The study involved 798 patients who had received NT for LARC from June 2009 to March 2014 at Memorial Sloan Kettering Cancer Center in New York. The vast majority – 76% (607) – had rectal resection within 16 weeks of completing NT. Among them, 52% (317) had surgery 5-8 weeks after NT, 38% (229) had surgery at 8-12 weeks post-NT, and 10% (61) had surgery 12-16 weeks after completing NT. Those who had surgery beyond 16 weeks mostly had it deferred because they were undergoing nonoperative management in the case of complete clinical response to treatment or had a comorbidity that prevented earlier surgery, Dr. Roxburgh said.

The complication rate was 42.3% among the patients who had surgery up to 16 weeks after NT, Dr. Roxburgh said. The most common complication was surgical site infection (SSI) in 16.6% (101), followed by a grade 3-5 complication in 10.5% (64) and anastomotic leak in 6.4% (39). Overall complication rates among the two groups that had surgery within 12 weeks were not statistically different from the overall complication rate, Dr. Roxburgh said: 42.5% (138) in the 5- to 8-week group; and 36.7% (84) in the 8- to 12-week group. The 12- to16-week group had a complication rate of 56% (34, P = .022).

Dr. Roxburgh noted that the idea of delaying surgery beyond 8 weeks after NT has been a subject of debate, and that these findings run counter to those reported in the GRECCAR-6 trial (J Clin Oncol. 2016;34:3773-80). That study compared groups that had surgery for rectal cancer at 7 and 11 weeks after neoadjuvant radiochemotherapy and found that those in the 11-week group had higher rates of complications.

Dr. Roxburgh also reported on an analysis of the 12- to 16-week subgroup that found the highest complication rates were among those who had low anterior resection (53% vs. 41% in the 5- to 8-week group and 31% in the 8- to 12-week population), and patients who had a poor treatment response (no T-downstaging, 66% vs. 44% and 33%, respectively). Age, pretreatment and posttreatment TNM stages, surgical approach (open or minimally invasive), and year of treatment did not factor in complication rates in the subgroup analysis, Dr. Roxburgh noted.

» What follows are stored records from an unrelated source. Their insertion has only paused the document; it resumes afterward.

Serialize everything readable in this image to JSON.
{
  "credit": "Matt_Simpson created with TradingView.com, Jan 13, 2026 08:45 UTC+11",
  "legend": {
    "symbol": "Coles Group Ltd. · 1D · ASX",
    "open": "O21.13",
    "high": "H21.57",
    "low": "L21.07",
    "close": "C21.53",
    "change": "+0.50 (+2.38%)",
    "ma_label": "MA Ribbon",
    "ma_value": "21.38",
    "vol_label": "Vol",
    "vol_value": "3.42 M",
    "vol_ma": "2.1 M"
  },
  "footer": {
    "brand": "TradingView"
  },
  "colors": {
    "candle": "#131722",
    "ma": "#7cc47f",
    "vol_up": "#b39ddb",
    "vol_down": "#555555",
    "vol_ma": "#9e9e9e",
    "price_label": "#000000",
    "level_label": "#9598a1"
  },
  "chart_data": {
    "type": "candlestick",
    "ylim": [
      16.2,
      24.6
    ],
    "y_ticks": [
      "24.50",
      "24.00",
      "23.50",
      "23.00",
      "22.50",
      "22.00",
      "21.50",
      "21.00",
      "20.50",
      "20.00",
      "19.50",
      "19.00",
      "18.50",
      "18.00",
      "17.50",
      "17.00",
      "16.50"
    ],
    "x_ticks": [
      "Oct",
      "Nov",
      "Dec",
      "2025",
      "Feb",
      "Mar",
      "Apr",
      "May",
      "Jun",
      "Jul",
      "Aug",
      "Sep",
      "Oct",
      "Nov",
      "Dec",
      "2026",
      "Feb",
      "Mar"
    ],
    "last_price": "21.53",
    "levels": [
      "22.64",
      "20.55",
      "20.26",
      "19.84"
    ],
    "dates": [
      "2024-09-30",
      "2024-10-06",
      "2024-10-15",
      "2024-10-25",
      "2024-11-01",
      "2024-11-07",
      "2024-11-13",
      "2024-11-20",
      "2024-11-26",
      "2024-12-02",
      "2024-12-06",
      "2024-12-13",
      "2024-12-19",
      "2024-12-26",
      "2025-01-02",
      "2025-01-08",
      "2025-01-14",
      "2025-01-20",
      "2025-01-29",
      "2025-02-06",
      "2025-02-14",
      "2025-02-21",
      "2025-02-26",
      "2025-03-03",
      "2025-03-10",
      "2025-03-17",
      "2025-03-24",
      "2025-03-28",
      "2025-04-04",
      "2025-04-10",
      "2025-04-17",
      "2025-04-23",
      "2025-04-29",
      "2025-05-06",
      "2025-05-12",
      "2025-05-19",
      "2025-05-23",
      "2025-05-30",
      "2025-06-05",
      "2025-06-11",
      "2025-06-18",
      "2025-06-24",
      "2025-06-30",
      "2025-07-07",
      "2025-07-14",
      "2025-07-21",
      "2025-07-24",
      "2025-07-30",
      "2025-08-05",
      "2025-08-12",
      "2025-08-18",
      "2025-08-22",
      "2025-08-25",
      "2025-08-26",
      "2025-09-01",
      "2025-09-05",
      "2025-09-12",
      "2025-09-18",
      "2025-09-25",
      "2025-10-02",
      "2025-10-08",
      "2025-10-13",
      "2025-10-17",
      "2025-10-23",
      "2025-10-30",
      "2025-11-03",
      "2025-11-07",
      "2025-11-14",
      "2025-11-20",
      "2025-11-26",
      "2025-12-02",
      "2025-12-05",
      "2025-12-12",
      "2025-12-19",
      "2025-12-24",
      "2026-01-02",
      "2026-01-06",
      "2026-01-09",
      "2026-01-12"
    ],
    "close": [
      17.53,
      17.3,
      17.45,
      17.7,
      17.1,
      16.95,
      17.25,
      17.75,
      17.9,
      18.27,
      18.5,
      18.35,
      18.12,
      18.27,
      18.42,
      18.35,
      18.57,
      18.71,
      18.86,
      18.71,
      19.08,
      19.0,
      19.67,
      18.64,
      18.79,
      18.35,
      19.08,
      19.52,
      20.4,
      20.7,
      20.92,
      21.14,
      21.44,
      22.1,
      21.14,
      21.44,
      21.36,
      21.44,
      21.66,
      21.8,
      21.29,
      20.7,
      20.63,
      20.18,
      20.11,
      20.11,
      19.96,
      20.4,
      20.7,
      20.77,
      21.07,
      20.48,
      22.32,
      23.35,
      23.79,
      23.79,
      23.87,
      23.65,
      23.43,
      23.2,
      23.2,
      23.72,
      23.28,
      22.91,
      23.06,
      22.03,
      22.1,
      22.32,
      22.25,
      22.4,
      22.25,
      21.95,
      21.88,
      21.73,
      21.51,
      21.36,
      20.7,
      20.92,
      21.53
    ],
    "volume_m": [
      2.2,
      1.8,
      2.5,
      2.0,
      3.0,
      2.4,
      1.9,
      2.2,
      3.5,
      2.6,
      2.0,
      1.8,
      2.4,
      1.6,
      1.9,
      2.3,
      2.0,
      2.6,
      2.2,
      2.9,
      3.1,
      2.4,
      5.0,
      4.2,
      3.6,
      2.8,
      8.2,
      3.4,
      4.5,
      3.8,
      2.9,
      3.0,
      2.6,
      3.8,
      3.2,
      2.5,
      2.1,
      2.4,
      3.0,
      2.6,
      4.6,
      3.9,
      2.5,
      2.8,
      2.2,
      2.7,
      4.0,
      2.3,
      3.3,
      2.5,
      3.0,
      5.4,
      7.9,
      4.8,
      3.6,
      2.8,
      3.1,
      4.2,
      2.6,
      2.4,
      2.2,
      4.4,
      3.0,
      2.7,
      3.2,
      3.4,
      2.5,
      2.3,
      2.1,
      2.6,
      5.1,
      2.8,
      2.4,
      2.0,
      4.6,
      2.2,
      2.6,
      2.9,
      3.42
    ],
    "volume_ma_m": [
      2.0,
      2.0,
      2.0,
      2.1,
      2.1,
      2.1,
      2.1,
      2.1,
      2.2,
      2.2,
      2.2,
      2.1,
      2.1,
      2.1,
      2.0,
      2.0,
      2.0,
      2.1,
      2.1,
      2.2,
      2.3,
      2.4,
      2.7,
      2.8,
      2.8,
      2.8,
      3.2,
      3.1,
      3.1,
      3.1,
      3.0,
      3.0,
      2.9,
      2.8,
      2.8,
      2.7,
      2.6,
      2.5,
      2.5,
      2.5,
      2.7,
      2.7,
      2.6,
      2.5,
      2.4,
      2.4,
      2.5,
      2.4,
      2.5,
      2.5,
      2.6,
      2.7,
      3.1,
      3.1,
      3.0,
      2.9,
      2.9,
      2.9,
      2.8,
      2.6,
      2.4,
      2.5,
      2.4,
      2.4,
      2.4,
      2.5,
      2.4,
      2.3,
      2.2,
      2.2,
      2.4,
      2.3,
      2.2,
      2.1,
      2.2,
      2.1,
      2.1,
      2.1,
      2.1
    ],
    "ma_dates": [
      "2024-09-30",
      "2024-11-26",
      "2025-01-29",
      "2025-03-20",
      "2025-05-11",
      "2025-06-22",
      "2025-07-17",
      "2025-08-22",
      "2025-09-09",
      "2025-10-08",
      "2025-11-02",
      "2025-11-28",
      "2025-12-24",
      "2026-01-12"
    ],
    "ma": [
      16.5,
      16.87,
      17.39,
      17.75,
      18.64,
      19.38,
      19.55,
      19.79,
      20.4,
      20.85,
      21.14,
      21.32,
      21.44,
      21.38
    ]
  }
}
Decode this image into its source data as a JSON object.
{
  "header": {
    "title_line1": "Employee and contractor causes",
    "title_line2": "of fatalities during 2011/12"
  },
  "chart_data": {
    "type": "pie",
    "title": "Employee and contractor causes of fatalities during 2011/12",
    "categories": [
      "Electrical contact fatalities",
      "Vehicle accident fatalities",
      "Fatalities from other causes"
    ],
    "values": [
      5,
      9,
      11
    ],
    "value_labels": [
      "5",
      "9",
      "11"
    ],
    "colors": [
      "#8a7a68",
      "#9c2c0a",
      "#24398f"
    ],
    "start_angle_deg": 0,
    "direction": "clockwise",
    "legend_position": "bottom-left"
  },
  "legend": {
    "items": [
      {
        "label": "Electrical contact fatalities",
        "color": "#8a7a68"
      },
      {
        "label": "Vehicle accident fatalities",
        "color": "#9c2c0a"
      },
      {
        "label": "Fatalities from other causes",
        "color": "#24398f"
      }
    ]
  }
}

The univariate regression analysis determined a trend toward increased rates of all complications in the 12- to 16-week group (P = .081). But the multivariate analysis did not find timing of surgery to be an independent risk factor for all complications, Dr. Roxburgh said. “We believe other factors, including tumor location, the type of NT, operative approach, and treatment response, however, were more important on multivariate analysis,” he said. For example, open surgery had an odds ratio of 1.7 (P = .004).

During the discussion, Dr. Roxburgh was asked what would be the optimal timing for resection after NT in LARC. “I would recommend posttreatment assessment with MRI and proctoscopy between 8 to 12 weeks and in the case of residual tumor or incomplete response to treatment, scheduling surgery at that time,” he said.

Dr. Roxburgh and coauthors reported having no financial disclosures.